Si los rasgos del usuario no coinciden con los de la plantilla en el sistema, el acceso queda automáticamente bloqueado. Por lo tanto, se permite la entrada a quienes figuran en la base de datos y están autorizados para ello, pero además solo el propio empleado será quien pueda proceder con su validación. 

Otra de las ventajas de los sistemas biométricos es que se ajustan a la normativa actual de registro de personal, que obliga a las empresas a registrar los horarios de entradas y salidas de su plantilla, y van un paso más allá. El almacenamiento de datos tiene lugar en la nube, es decir, que no se aloja en un dispositivo en concreto sino en servidores. De esta manera, la información es accesible desde diferentes puntos y en cualquier momento. Con ello se evitan también las posibles pérdidas si hay un fallo en dicho dispositivo.  

En tercer lugar, permite controlar los aforos; una característica a destacar de cara a las restricciones actuales. Y también como medida de higiene, aquellos sistemas biométricos para el control de personal que utilizan el reconocimiento facial o la lectura del iris y la retina, ofrecen la posibilidad de la identificación sin contacto con el monitor o equivalente y manteniendo siempre la distancia de seguridad. 

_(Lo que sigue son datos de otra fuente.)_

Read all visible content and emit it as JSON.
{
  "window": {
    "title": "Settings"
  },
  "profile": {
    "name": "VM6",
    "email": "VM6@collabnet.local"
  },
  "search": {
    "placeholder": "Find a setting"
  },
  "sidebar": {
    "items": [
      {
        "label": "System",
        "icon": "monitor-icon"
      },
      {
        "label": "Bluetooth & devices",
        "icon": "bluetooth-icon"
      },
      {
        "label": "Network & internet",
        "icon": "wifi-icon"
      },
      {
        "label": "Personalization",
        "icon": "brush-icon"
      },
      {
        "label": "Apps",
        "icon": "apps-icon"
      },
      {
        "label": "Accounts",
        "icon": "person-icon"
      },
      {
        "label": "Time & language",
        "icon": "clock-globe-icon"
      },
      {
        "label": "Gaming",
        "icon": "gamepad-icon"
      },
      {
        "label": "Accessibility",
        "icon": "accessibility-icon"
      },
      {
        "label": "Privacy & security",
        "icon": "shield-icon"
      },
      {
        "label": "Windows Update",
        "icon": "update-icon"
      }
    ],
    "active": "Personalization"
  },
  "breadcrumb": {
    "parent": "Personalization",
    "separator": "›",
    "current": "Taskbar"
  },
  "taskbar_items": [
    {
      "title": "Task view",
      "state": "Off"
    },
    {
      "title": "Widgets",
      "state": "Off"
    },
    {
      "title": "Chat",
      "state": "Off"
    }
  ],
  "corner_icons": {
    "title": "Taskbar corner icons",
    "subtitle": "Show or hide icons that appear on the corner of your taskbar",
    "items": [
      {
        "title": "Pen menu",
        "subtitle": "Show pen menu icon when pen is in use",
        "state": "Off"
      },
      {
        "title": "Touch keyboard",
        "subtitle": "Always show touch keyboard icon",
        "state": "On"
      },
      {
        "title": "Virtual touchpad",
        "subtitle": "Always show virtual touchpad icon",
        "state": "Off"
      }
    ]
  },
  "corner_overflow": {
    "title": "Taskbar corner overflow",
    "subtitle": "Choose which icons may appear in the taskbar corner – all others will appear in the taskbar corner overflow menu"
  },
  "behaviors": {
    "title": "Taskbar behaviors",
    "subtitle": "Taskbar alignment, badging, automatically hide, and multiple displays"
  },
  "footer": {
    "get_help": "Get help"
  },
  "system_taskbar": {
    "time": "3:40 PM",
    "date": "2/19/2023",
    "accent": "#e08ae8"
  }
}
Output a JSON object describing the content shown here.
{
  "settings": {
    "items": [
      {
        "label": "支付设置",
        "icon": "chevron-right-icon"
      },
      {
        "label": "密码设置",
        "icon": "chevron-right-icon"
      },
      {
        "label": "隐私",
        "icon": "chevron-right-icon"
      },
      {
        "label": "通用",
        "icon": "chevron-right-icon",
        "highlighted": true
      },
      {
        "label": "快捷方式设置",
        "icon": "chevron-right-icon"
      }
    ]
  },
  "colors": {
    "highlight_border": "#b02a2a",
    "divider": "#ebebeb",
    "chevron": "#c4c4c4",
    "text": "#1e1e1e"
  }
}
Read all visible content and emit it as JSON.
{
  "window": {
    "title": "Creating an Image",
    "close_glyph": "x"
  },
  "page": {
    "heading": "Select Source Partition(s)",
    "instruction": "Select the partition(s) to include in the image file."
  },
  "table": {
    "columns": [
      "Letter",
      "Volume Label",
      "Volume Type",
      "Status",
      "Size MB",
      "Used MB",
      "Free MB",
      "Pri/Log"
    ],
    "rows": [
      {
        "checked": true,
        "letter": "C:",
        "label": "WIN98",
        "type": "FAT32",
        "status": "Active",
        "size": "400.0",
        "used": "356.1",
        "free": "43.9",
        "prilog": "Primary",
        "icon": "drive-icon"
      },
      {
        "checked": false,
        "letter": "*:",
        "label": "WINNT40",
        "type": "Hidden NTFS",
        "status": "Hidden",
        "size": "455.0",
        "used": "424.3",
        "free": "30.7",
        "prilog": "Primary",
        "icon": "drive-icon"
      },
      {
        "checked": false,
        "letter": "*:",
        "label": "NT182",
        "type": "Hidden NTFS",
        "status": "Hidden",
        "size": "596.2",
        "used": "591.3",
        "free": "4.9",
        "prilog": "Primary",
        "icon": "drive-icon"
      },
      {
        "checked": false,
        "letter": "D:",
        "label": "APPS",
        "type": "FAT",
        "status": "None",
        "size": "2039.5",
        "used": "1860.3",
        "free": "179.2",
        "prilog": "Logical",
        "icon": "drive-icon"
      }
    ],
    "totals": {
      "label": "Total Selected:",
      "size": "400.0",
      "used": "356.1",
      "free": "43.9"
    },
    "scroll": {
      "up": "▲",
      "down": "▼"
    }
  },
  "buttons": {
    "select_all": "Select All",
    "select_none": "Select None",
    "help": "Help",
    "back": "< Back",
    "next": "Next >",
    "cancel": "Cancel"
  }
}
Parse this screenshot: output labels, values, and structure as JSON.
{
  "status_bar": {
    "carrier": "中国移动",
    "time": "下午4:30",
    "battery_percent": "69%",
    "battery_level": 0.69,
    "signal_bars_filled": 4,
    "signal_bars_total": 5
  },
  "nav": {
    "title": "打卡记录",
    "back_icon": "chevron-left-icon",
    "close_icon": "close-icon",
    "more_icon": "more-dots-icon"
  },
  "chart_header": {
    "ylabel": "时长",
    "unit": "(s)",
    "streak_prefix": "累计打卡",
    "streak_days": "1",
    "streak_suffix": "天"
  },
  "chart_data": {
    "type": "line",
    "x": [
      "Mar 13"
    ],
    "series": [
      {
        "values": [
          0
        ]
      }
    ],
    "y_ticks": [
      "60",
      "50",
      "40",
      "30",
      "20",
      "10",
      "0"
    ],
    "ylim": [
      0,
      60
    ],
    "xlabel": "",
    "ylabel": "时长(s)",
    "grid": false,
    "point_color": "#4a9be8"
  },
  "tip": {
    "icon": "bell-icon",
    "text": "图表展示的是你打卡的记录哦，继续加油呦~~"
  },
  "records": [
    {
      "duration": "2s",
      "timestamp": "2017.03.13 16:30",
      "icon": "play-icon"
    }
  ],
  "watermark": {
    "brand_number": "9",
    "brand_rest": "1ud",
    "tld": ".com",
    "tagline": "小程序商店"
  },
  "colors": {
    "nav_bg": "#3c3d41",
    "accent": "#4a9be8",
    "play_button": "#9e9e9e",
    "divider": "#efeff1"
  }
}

Por último, pero no menos importante, los sistemas biométricos son perfectamente compatibles con otros métodos de vigilancia y control de la seguridad, como puertas, barreras o cámaras, por lo que pueden utilizarse como complemento.

Conclusión

Los sistemas biométricos han dejado de ser parte de la innovación del futuro, para convertirse en el sistema de control de accesos y de verificación de la identidad más extendido en el presente. Incorpóralos a tu empresa y disfruta de las ventajas que te ofrece la tecnología.